Его «ужасно военная» фигура казалась мне наглой издевкой над миллионами солдат в старых, грязных шинелях там, в окопах.
Но я так давно не бывал в гостях, в светлых, чистых, веселых комнатах, не сидел за накрытым скатертью многолюдным столом, не слышал звона ножей и запаха хороших кушаний…
— Ладно, приду! — пробурчал я. — Только, пожалуйста, без всякого этакого, знаешь? Ну, там — «один из героев» и прочее…
— Ну что ты? Разве я не понимаю, как и с кем…
Вечером я пришел к нему в Сыромятники. Он взял меня под руку и провел сквозь толпу каких-то людей в светлую шумную столовую.

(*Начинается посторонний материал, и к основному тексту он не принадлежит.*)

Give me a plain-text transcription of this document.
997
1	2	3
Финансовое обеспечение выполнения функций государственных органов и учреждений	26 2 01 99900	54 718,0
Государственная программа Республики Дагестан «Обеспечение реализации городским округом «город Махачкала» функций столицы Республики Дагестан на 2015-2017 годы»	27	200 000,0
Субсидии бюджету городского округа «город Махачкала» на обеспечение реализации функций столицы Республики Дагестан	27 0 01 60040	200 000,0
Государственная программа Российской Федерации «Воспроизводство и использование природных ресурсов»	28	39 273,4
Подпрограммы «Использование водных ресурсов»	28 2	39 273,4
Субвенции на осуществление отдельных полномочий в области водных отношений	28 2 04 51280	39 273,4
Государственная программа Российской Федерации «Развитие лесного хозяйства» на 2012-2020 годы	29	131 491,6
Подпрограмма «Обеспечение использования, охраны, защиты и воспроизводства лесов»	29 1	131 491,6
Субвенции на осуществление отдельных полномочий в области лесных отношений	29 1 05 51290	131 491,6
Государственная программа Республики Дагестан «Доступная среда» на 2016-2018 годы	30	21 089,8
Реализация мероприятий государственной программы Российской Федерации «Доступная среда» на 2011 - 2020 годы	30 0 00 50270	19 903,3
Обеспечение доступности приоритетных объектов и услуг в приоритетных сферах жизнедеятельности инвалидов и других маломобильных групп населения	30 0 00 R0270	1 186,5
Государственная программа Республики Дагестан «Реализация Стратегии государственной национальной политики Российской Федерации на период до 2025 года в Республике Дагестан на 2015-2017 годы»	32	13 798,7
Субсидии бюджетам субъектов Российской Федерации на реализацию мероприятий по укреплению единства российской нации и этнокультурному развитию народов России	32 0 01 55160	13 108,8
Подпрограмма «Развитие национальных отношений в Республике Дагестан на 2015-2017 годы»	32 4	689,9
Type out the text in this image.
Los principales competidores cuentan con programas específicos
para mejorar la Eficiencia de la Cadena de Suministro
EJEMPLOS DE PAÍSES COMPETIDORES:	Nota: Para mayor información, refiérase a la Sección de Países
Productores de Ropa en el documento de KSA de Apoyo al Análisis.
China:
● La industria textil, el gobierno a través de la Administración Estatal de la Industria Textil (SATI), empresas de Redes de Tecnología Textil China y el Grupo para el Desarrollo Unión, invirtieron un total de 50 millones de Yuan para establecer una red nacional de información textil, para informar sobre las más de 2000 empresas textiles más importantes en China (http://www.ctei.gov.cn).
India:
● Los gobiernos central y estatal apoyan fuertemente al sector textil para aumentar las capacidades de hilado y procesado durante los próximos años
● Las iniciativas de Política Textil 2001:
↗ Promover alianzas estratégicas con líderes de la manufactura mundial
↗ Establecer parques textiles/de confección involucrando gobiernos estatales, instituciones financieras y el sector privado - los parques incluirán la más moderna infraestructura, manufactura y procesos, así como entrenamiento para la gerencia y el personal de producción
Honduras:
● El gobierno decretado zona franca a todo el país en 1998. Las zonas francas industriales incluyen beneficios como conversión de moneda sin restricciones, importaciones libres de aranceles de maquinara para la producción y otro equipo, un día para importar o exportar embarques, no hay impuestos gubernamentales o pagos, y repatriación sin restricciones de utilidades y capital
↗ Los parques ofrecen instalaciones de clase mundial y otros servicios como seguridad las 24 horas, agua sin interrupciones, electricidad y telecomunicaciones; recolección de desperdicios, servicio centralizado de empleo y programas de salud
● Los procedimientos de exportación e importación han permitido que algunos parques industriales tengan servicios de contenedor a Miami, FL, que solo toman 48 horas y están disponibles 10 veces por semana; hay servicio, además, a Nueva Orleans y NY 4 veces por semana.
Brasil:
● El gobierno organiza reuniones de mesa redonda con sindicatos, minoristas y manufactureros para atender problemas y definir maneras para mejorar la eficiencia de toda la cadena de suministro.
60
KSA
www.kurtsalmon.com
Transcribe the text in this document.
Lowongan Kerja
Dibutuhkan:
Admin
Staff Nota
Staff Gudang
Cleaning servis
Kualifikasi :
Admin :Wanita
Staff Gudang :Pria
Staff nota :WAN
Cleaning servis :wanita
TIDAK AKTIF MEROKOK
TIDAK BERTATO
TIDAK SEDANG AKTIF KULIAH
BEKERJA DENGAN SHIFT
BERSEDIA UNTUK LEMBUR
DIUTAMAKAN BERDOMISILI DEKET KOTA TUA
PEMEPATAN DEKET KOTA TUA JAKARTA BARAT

Меня посадили за стол. Горничная с белой наколкой подавала блюда. Все было так непривычно после фронта, все казалось каким-то сном. Я стал внимательно разглядывать окружающих. Взгляд мой остановился на моем визави — маленьком человечке с коротким бобриком жестких волос над высоким, лбом и в золотом пенсне с дымчатыми стеклами.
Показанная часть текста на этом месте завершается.